Le secrétaire d'Etat Emir Kir (PS) ne promet pas la lune mais un plan quinquennal (2005-2010). Un plan susceptible de faire de Bruxelles une ville propre, grâce à des objectifs précis, une hausse budgétaire et surtout une collaboration avec les communes.
Ce n'est pas la première fois que la Région tente d'améliorer sensiblement l'état de propreté de nos rues. Jusqu'à présent avec un succès mitigé. Et puis, communes et Région ne collaborent pas toujours... ou se rejettent la responsabilité de la saleté.
Pragmatique, Emir Kir ne se contente pas d'un catalogue de bonnes intentions. Son plan est chiffré et gradué. D'abord, on investit dans l'information, le matériel et les hommes (une centaine d'engagements).
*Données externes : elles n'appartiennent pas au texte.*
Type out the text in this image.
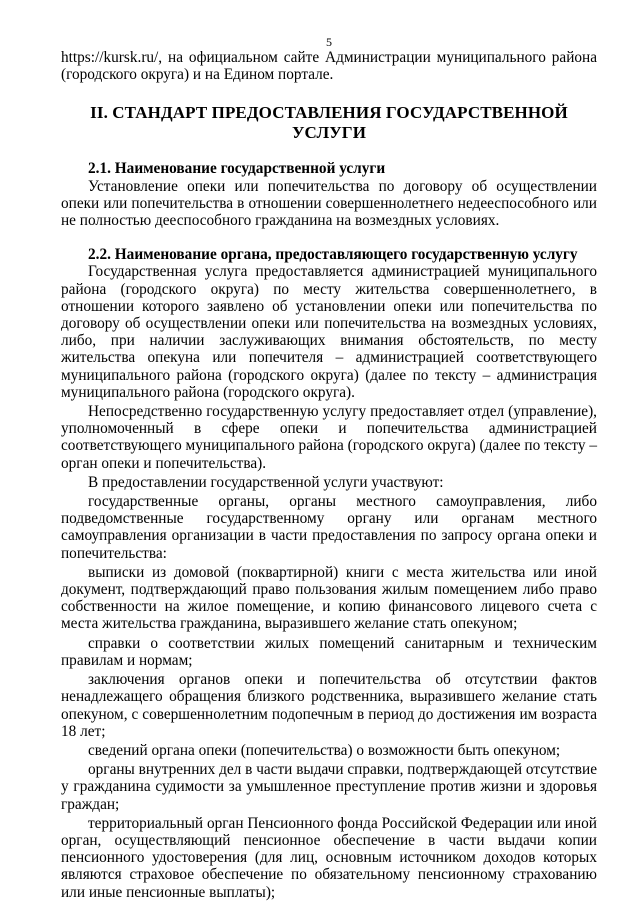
5

https://kursk.ru/, на официальном сайте Администрации муниципального района (городского округа) и на Едином портале.

II. СТАНДАРТ ПРЕДОСТАВЛЕНИЯ ГОСУДАРСТВЕННОЙ УСЛУГИ
2.1. Наименование государственной услуги

Установление опеки или попечительства по договору об осуществлении опеки или попечительства в отношении совершеннолетнего недееспособного или не полностью дееспособного гражданина на возмездных условиях.

2.2. Наименование органа, предоставляющего государственную услугу

Государственная услуга предоставляется администрацией муниципального района (городского округа) по месту жительства совершеннолетнего, в отношении которого заявлено об установлении опеки или попечительства по договору об осуществлении опеки или попечительства на возмездных условиях, либо, при наличии заслуживающих внимания обстоятельств, по месту жительства опекуна или попечителя – администрацией соответствующего муниципального района (городского округа) (далее по тексту – администрация муниципального района (городского округа).

Непосредственно государственную услугу предоставляет отдел (управление), уполномоченный в сфере опеки и попечительства администрацией соответствующего муниципального района (городского округа) (далее по тексту – орган опеки и попечительства).

В предоставлении государственной услуги участвуют:

государственные органы, органы местного самоуправления, либо подведомственные государственному органу или органам местного самоуправления организации в части предоставления по запросу органа опеки и попечительства:

выписки из домовой (поквартирной) книги с места жительства или иной документ, подтверждающий право пользования жилым помещением либо право собственности на жилое помещение, и копию финансового лицевого счета с места жительства гражданина, выразившего желание стать опекуном;

справки о соответствии жилых помещений санитарным и техническим правилам и нормам;

заключения органов опеки и попечительства об отсутствии фактов ненадлежащего обращения близкого родственника, выразившего желание стать опекуном, с совершеннолетним подопечным в период до достижения им возраста 18 лет;

сведений органа опеки (попечительства) о возможности быть опекуном;

органы внутренних дел в части выдачи справки, подтверждающей отсутствие у гражданина судимости за умышленное преступление против жизни и здоровья граждан;

территориальный орган Пенсионного фонда Российской Федерации или иной орган, осуществляющий пенсионное обеспечение в части выдачи копии пенсионного удостоверения (для лиц, основным источником доходов которых являются страховое обеспечение по обязательному пенсионному страхованию или иные пенсионные выплаты);
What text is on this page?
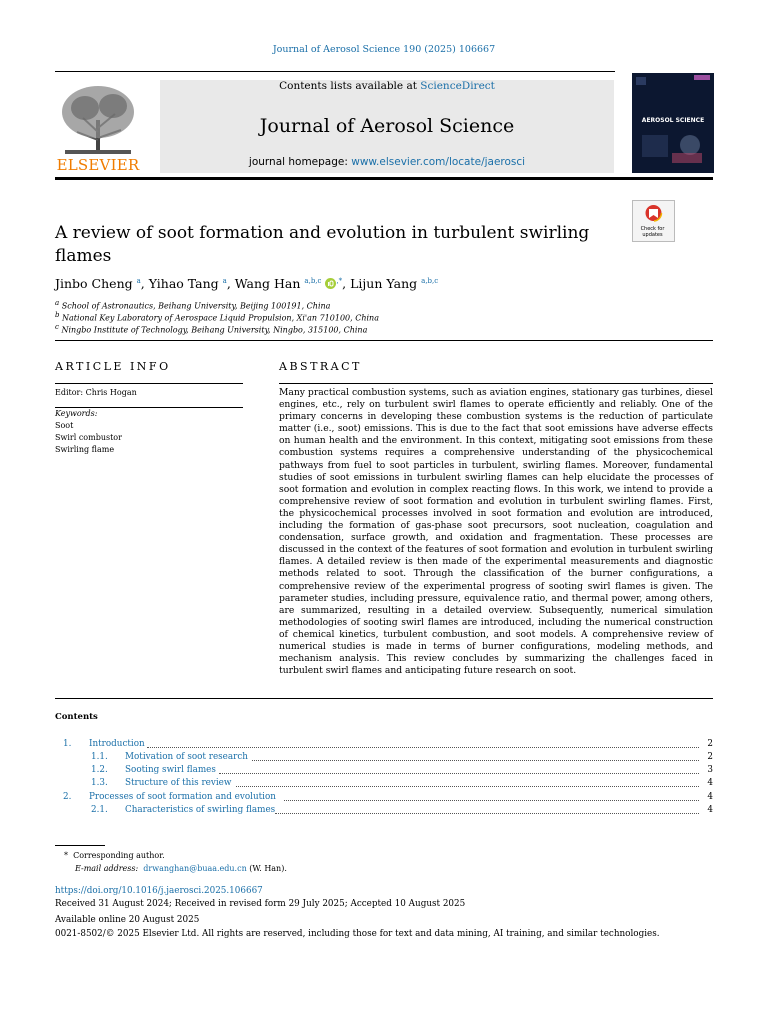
Journal of Aerosol Science 190 (2025) 106667
ELSEVIER
Contents lists available at ScienceDirect
Journal of Aerosol Science
journal homepage: www.elsevier.com/locate/jaerosci
AEROSOL SCIENCE
Check for updates
A review of soot formation and evolution in turbulent swirling flames
Jinbo Cheng $^a$, Yihao Tang $^a$, Wang Han $^{a,b,c}$ ,*, Lijun Yang $^{a,b,c}$
$^a$ School of Astronautics, Beihang University, Beijing 100191, China
$^b$ National Key Laboratory of Aerospace Liquid Propulsion, Xi'an 710100, China
$^c$ Ningbo Institute of Technology, Beihang University, Ningbo, 315100, China
ARTICLE INFO
Editor: Chris Hogan
Keywords:
Soot
Swirl combustor
Swirling flame
ABSTRACT
Many practical combustion systems, such as aviation engines, stationary gas turbines, diesel engines, etc., rely on turbulent swirl flames to operate efficiently and reliably. One of the primary concerns in developing these combustion systems is the reduction of particulate matter (i.e., soot) emissions. This is due to the fact that soot emissions have adverse effects on human health and the environment. In this context, mitigating soot emissions from these combustion systems requires a comprehensive understanding of the physicochemical pathways from fuel to soot particles in turbulent, swirling flames. Moreover, fundamental studies of soot emissions in turbulent swirling flames can help elucidate the processes of soot formation and evolution in complex reacting flows. In this work, we intend to provide a comprehensive review of soot formation and evolution in turbulent swirling flames. First, the physicochemical processes involved in soot formation and evolution are introduced, including the formation of gas-phase soot precursors, soot nucleation, coagulation and condensation, surface growth, and oxidation and fragmentation. These processes are discussed in the context of the features of soot formation and evolution in turbulent swirling flames. A detailed review is then made of the experimental measurements and diagnostic methods related to soot. Through the classification of the burner configurations, a comprehensive review of the experimental progress of sooting swirl flames is given. The parameter studies, including pressure, equivalence ratio, and thermal power, among others, are summarized, resulting in a detailed overview. Subsequently, numerical simulation methodologies of sooting swirl flames are introduced, including the numerical construction of chemical kinetics, turbulent combustion, and soot models. A comprehensive review of numerical studies is made in terms of burner configurations, modeling methods, and mechanism analysis. This review concludes by summarizing the challenges faced in turbulent swirl flames and anticipating future research on soot.
Contents
1. Introduction	2
1.1. Motivation of soot research	2
1.2. Sooting swirl flames	3
1.3. Structure of this review	4
2. Processes of soot formation and evolution	4
2.1. Characteristics of swirling flames	4
* Corresponding author.
E-mail address: drwanghan@buaa.edu.cn (W. Han).
https://doi.org/10.1016/j.jaerosci.2025.106667
Received 31 August 2024; Received in revised form 29 July 2025; Accepted 10 August 2025
Available online 20 August 2025
0021-8502/© 2025 Elsevier Ltd. All rights are reserved, including those for text and data mining, AI training, and similar technologies.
Puis viendra le couperet de la répression (dès 2007). Au total, en plus du budget spécifique de 90 millions d'euros par an en 2005, Emir Kir se propose d'injecter 60 millions sur cinq ans dans la propreté. Les deux tiers de cette somme iront à l'ABP (Agence Bruxelles Propreté, qui s'occupe du ramassage des poubelles). Le reste sera dévolu aux communes bruxelloises (contrats de propreté).
Mais avant tout, il faut communiquer et faire passer le message dans le grand public : par des affiches, des spots radio et télé, des dépliants, des encarts dans la presse écrite. Avec des cibles privilégiées : les enfants, les commerçants et les organisateurs d'événements (en leur proposant des contrats de services pour l'élimination des déchets).
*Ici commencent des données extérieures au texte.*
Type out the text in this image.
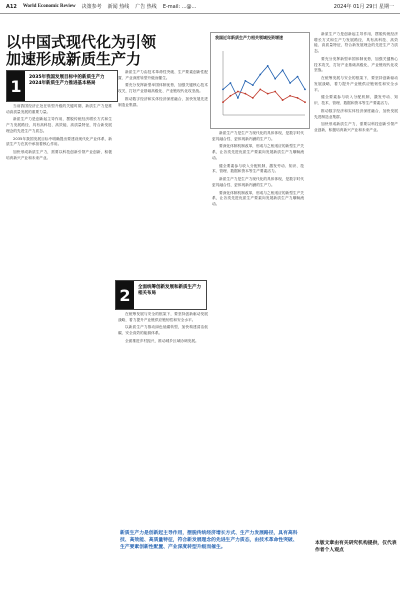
A12 World Economic Review 决策参考 新闻 热线 广告 热线 E-mail: ...@...	2024年 01月 29日 星期一
以中国式现代化为引领
加速形成新质生产力
1	2035年我国发展目标中的新质生产力2024年新质生产力推进基本格局
2	全面统筹创新发展和新质生产力相关布局

当前我国经济正处在转型升级的关键时期，新质生产力是推动高质量发展的重要力量。

新质生产力是创新起主导作用，摆脱传统经济增长方式和生产力发展路径，具有高科技、高效能、高质量特征，符合新发展理念的先进生产力质态。

2035年我国发展目标中明确提出要建设现代化产业体系，新质生产力在其中承担着核心作用。

加快形成新质生产力，需要以科技创新引领产业创新，积极培育新兴产业和未来产业。

新质生产力由技术革命性突破、生产要素创新性配置、产业深度转型升级而催生。

要充分发挥新型举国体制优势，加强关键核心技术攻关，打好产业基础高级化、产业链现代化攻坚战。

推动数字经济和实体经济深度融合，加快发展先进制造业集群。

在统筹发展与安全的框架下，要坚持创新驱动发展战略，着力提升产业链供应链韧性和安全水平。

以新质生产力推动绿色低碳转型，加快构建清洁低碳、安全高效的能源体系。

全面推进乡村振兴，推动城乡区域协调发展。

我国近年新质生产力相关领域投资增速

新质生产力是生产力现代化的具体体现，是数字时代更具融合性、更体现新内涵的生产力。

要深化体制机制改革，形成与之相适应的新型生产关系，让各类先进优质生产要素向发展新质生产力顺畅流动。

健全要素参与收入分配机制，激发劳动、知识、技术、管理、数据和资本等生产要素活力。

新质生产力是生产力现代化的具体体现，是数字时代更具融合性、更体现新内涵的生产力。

要深化体制机制改革，形成与之相适应的新型生产关系，让各类先进优质生产要素向发展新质生产力顺畅流动。

新质生产力是创新起主导作用，摆脱传统经济增长方式和生产力发展路径，具有高科技、高效能、高质量特征，符合新发展理念的先进生产力质态。

要充分发挥新型举国体制优势，加强关键核心技术攻关，打好产业基础高级化、产业链现代化攻坚战。

在统筹发展与安全的框架下，要坚持创新驱动发展战略，着力提升产业链供应链韧性和安全水平。

健全要素参与收入分配机制，激发劳动、知识、技术、管理、数据和资本等生产要素活力。

推动数字经济和实体经济深度融合，加快发展先进制造业集群。

加快形成新质生产力，需要以科技创新引领产业创新，积极培育新兴产业和未来产业。

新质生产力是创新起主导作用，摆脱传统经济增长方式、生产力发展路径，具有高科技、高效能、高质量特征，符合新发展理念的先进生产力质态，由技术革命性突破、生产要素创新性配置、产业深度转型升级而催生。
本版文章由有关研究机构提供，仅代表作者个人观点
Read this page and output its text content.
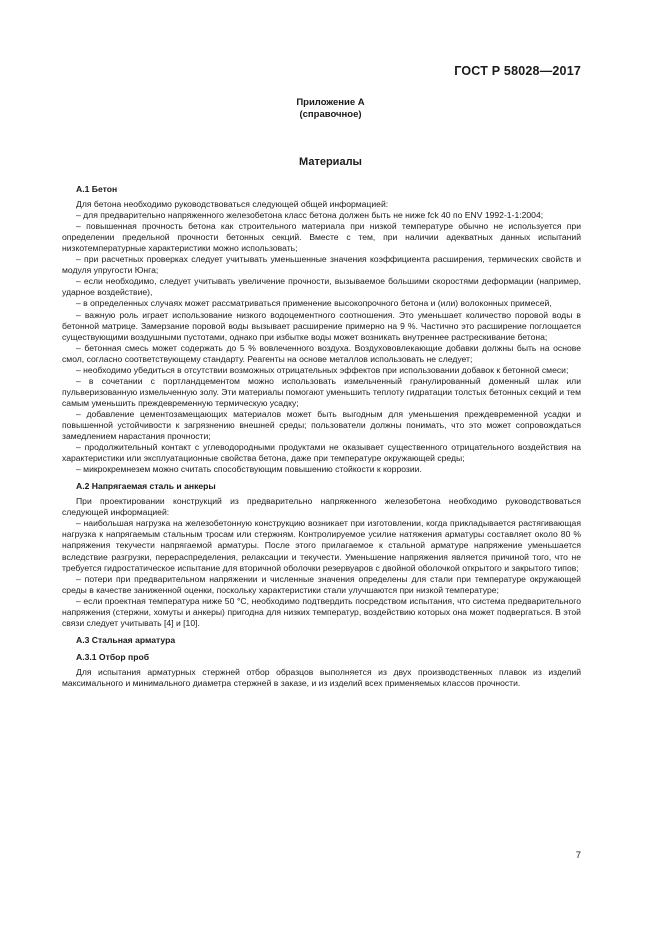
ГОСТ Р 58028—2017
Приложение А
(справочное)
Материалы
А.1 Бетон

Для бетона необходимо руководствоваться следующей общей информацией:

– для предварительно напряженного железобетона класс бетона должен быть не ниже fck 40 по ENV 1992-1-1:2004;

– повышенная прочность бетона как строительного материала при низкой температуре обычно не используется при определении предельной прочности бетонных секций. Вместе с тем, при наличии адекватных данных испытаний низкотемпературные характеристики можно использовать;

– при расчетных проверках следует учитывать уменьшенные значения коэффициента расширения, термических свойств и модуля упругости Юнга;

– если необходимо, следует учитывать увеличение прочности, вызываемое большими скоростями деформации (например, ударное воздействие),

– в определенных случаях может рассматриваться применение высокопрочного бетона и (или) волоконных примесей,

– важную роль играет использование низкого водоцементного соотношения. Это уменьшает количество поровой воды в бетонной матрице. Замерзание поровой воды вызывает расширение примерно на 9 %. Частично это расширение поглощается существующими воздушными пустотами, однако при избытке воды может возникать внутреннее растрескивание бетона;

– бетонная смесь может содержать до 5 % вовлеченного воздуха. Воздухововлекающие добавки должны быть на основе смол, согласно соответствующему стандарту. Реагенты на основе металлов использовать не следует;

– необходимо убедиться в отсутствии возможных отрицательных эффектов при использовании добавок к бетонной смеси;

– в сочетании с портландцементом можно использовать измельченный гранулированный доменный шлак или пульверизованную измельченную золу. Эти материалы помогают уменьшить теплоту гидратации толстых бетонных секций и тем самым уменьшить преждевременную термическую усадку;

– добавление цементозамещающих материалов может быть выгодным для уменьшения преждевременной усадки и повышенной устойчивости к загрязнению внешней среды; пользователи должны понимать, что это может сопровождаться замедлением нарастания прочности;

– продолжительный контакт с углеводородными продуктами не оказывает существенного отрицательного воздействия на характеристики или эксплуатационные свойства бетона, даже при температуре окружающей среды;

– микрокремнезем можно считать способствующим повышению стойкости к коррозии.

А.2 Напрягаемая сталь и анкеры

При проектировании конструкций из предварительно напряженного железобетона необходимо руководствоваться следующей информацией:

– наибольшая нагрузка на железобетонную конструкцию возникает при изготовлении, когда прикладывается растягивающая нагрузка к напрягаемым стальным тросам или стержням. Контролируемое усилие натяжения арматуры составляет около 80 % напряжения текучести напрягаемой арматуры. После этого прилагаемое к стальной арматуре напряжение уменьшается вследствие разгрузки, перераспределения, релаксации и текучести. Уменьшение напряжения является причиной того, что не требуется гидростатическое испытание для вторичной оболочки резервуаров с двойной оболочкой открытого и закрытого типов;

– потери при предварительном напряжении и численные значения определены для стали при температуре окружающей среды в качестве заниженной оценки, поскольку характеристики стали улучшаются при низкой температуре;

– если проектная температура ниже 50 °С, необходимо подтвердить посредством испытания, что система предварительного напряжения (стержни, хомуты и анкеры) пригодна для низких температур, воздействию которых она может подвергаться. В этой связи следует учитывать [4] и [10].

А.3 Стальная арматура
А.3.1 Отбор проб

Для испытания арматурных стержней отбор образцов выполняется из двух производственных плавок из изделий максимального и минимального диаметра стержней в заказе, и из изделий всех применяемых классов прочности.

7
Emir Kir entend aussi augmenter les cadences de nettoyage. Y compris les week-ends et jours fériés. Il envisage même une cadence quotidienne dans les endroits les plus fréquentés. Quant à la lutte contre les dépôts clandestins, à défaut de formule miracle, il y a une identification claire des problèmes : le nombre des dépôts sauvages est élevé partout où la population est mouvante. Ailleurs, la problématique est un peu moins sérieuse (déchets importés de Régions où le sac n'est pas payant). Pour agir avec efficacité, le secrétaire d'Etat compte sur la collaboration avec les communes (opérations mixtes). Il entend d'ailleurs, de façon systématique, coordonner les services communaux et ceux de l'APB. Enfin, 32 « zones vitrines » (abords des gares, grands boulevards) seront sélectionnées et bénéficieront d'une « propreté totale ». Ajoutons l'homogénéisation des corbeilles régionales (il y en a 3.500) dont le nombre augmente de 700 unités. L'unification des poubelles communales (plus de 13.000) viendra plus tard.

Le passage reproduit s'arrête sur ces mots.